The classical form of Tay-Sachs Disease (TSD) is a fatal genetic disorder in children which progressively destroys the central nervous system. It is caused by the absence of a vital enzyme, Hex-A. A baby with TSD appears to develop normally for the first few months, then there is a relentless deterioration of mental and physical abilities. The child gradually becomes blind, is unable to swallow, and has inefficient pulmonary function. Muscles begin to atrophy, paralysis sets in, and response to the environment diminishes. There is no cure or treatment and average life expectancy is 3-5 years of age.

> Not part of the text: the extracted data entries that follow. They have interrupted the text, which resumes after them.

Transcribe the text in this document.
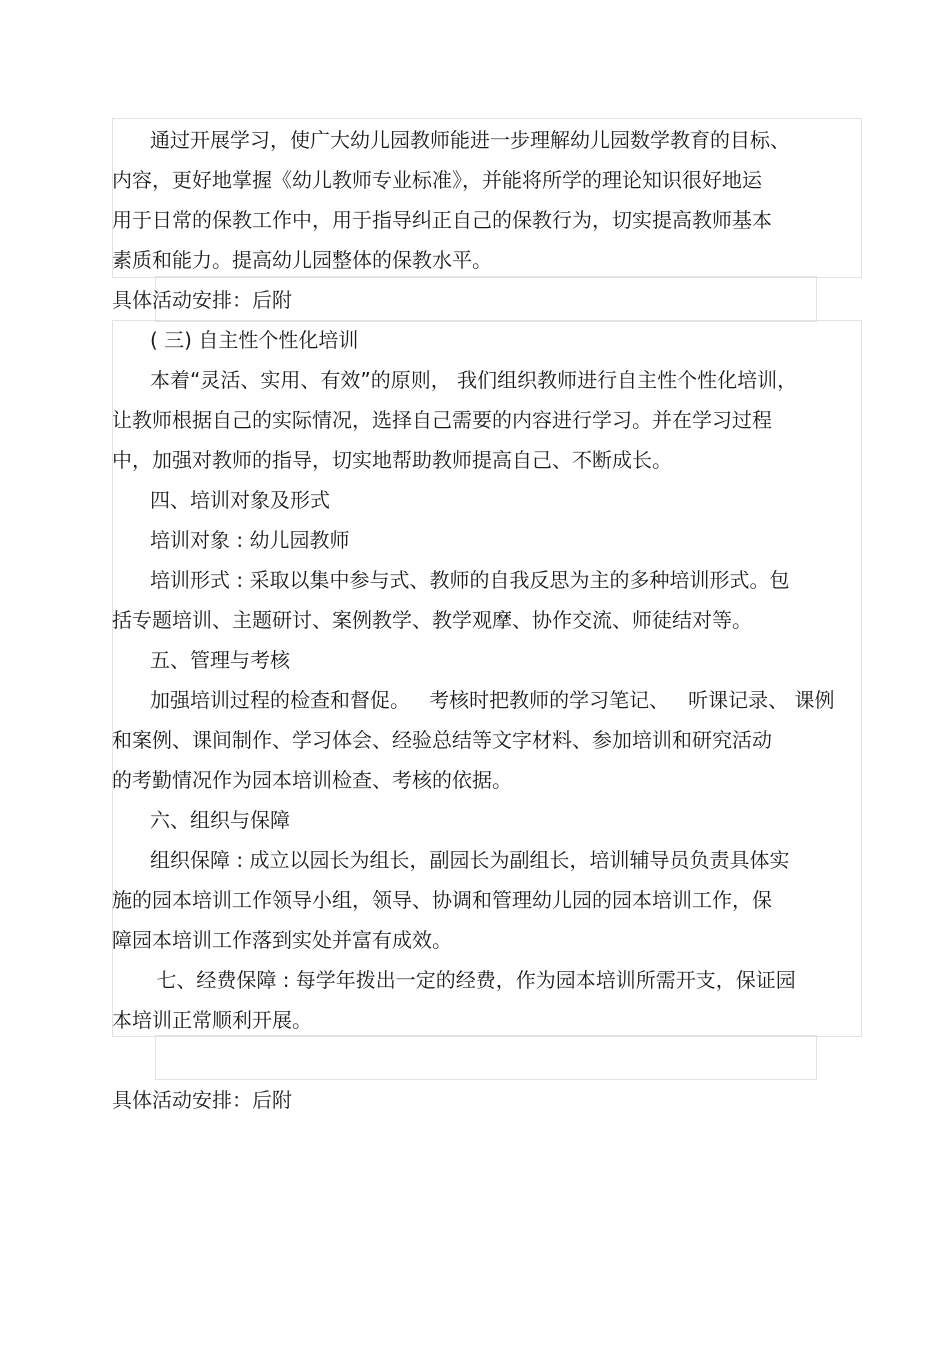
通过开展学习，使广大幼儿园教师能进一步理解幼儿园数学教育的目标、

内容，更好地掌握《幼儿教师专业标准》，并能将所学的理论知识很好地运

用于日常的保教工作中，用于指导纠正自己的保教行为，切实提高教师基本

素质和能力。提高幼儿园整体的保教水平。

具体活动安排：后附

( 三) 自主性个性化培训

本着“灵活、实用、有效”的原则， 我们组织教师进行自主性个性化培训，

让教师根据自己的实际情况，选择自己需要的内容进行学习。并在学习过程

中，加强对教师的指导，切实地帮助教师提高自己、不断成长。

四、培训对象及形式

培训对象 : 幼儿园教师

培训形式 : 采取以集中参与式、教师的自我反思为主的多种培训形式。包

括专题培训、主题研讨、案例教学、教学观摩、协作交流、师徒结对等。

五、管理与考核

加强培训过程的检查和督促。   考核时把教师的学习笔记、   听课记录、 课例

和案例、课间制作、学习体会、经验总结等文字材料、参加培训和研究活动

的考勤情况作为园本培训检查、考核的依据。

六、组织与保障

组织保障 : 成立以园长为组长，副园长为副组长，培训辅导员负责具体实

施的园本培训工作领导小组，领导、协调和管理幼儿园的园本培训工作，保

障园本培训工作落到实处并富有成效。

七、经费保障 : 每学年拨出一定的经费，作为园本培训所需开支，保证园

本培训正常顺利开展。

具体活动安排：后附
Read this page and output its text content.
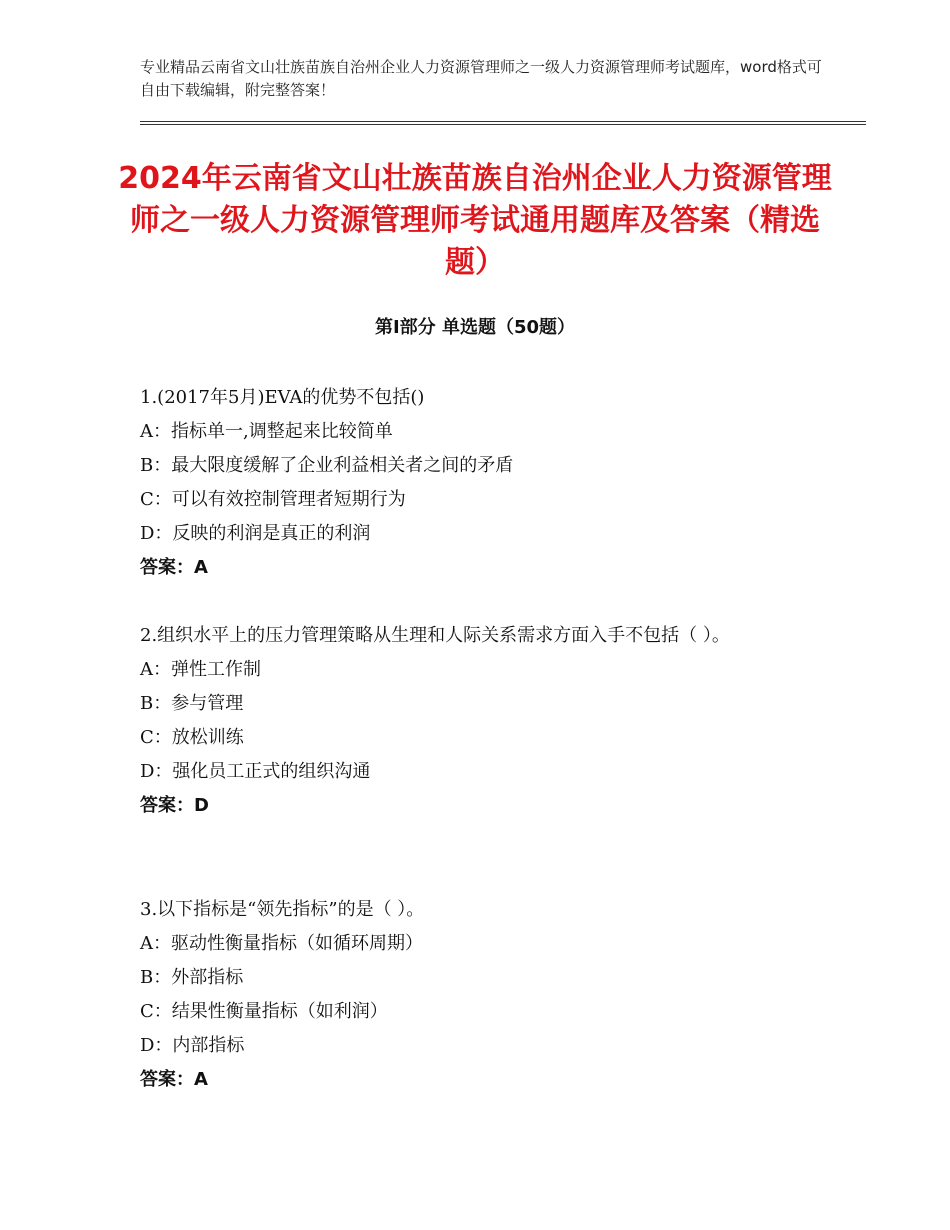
专业精品云南省文山壮族苗族自治州企业人力资源管理师之一级人力资源管理师考试题库，word格式可自由下载编辑，附完整答案！
2024年云南省文山壮族苗族自治州企业人力资源管理师之一级人力资源管理师考试通用题库及答案（精选题）
第Ⅰ部分 单选题（50题）

1.(2017年5月)EVA的优势不包括()

A：指标单一,调整起来比较简单

B：最大限度缓解了企业利益相关者之间的矛盾

C：可以有效控制管理者短期行为

D：反映的利润是真正的利润

答案：A

2.组织水平上的压力管理策略从生理和人际关系需求方面入手不包括（ ）。

A：弹性工作制

B：参与管理

C：放松训练

D：强化员工正式的组织沟通

答案：D

3.以下指标是“领先指标”的是（ ）。

A：驱动性衡量指标（如循环周期）

B：外部指标

C：结果性衡量指标（如利润）

D：内部指标

答案：A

Late-onset Tay-Sachs disease (LOTS) is a variant of Tay-Sachs but less common than the infantile form. As the name suggests, LOTS affects older children and adults rather than infants, and manifests itself as a more slowly progressive loss of functioning of the nervous system than the infantile form. Individuals with LOTS have a small residual amount of Hex-A rather than a complete absence of the enzyme. In fact, Tay-Sachs disease has a continuum of severity based on the amount of residual Hex-A activity present in the cells.

Recessive diseases such as Tay-Sachs often occur more frequently, though not exclusively, in a defined population. Tay-Sachs affects several ethnic populations,in addition to the Jewish population. Every person of Jewish, French-Canadian, Cajun or Irish heritage should be tested for Tay-Sachs carrier status. One in 25 Ashkenazic Jews (from Eastern or Central European descent), French-Canadians or Cajuns carry the Tay-Sachs gene. Current research estimates that as many as one in 50 Irish-Americans to one in 190 are carriers; and one in 250 of the general population are carriers of the Tay-Sachs gene. Carrier screening involves analysis of the enzyme responsible for Tay-Sachs disease, as well as DNA analysis to determine the mutation.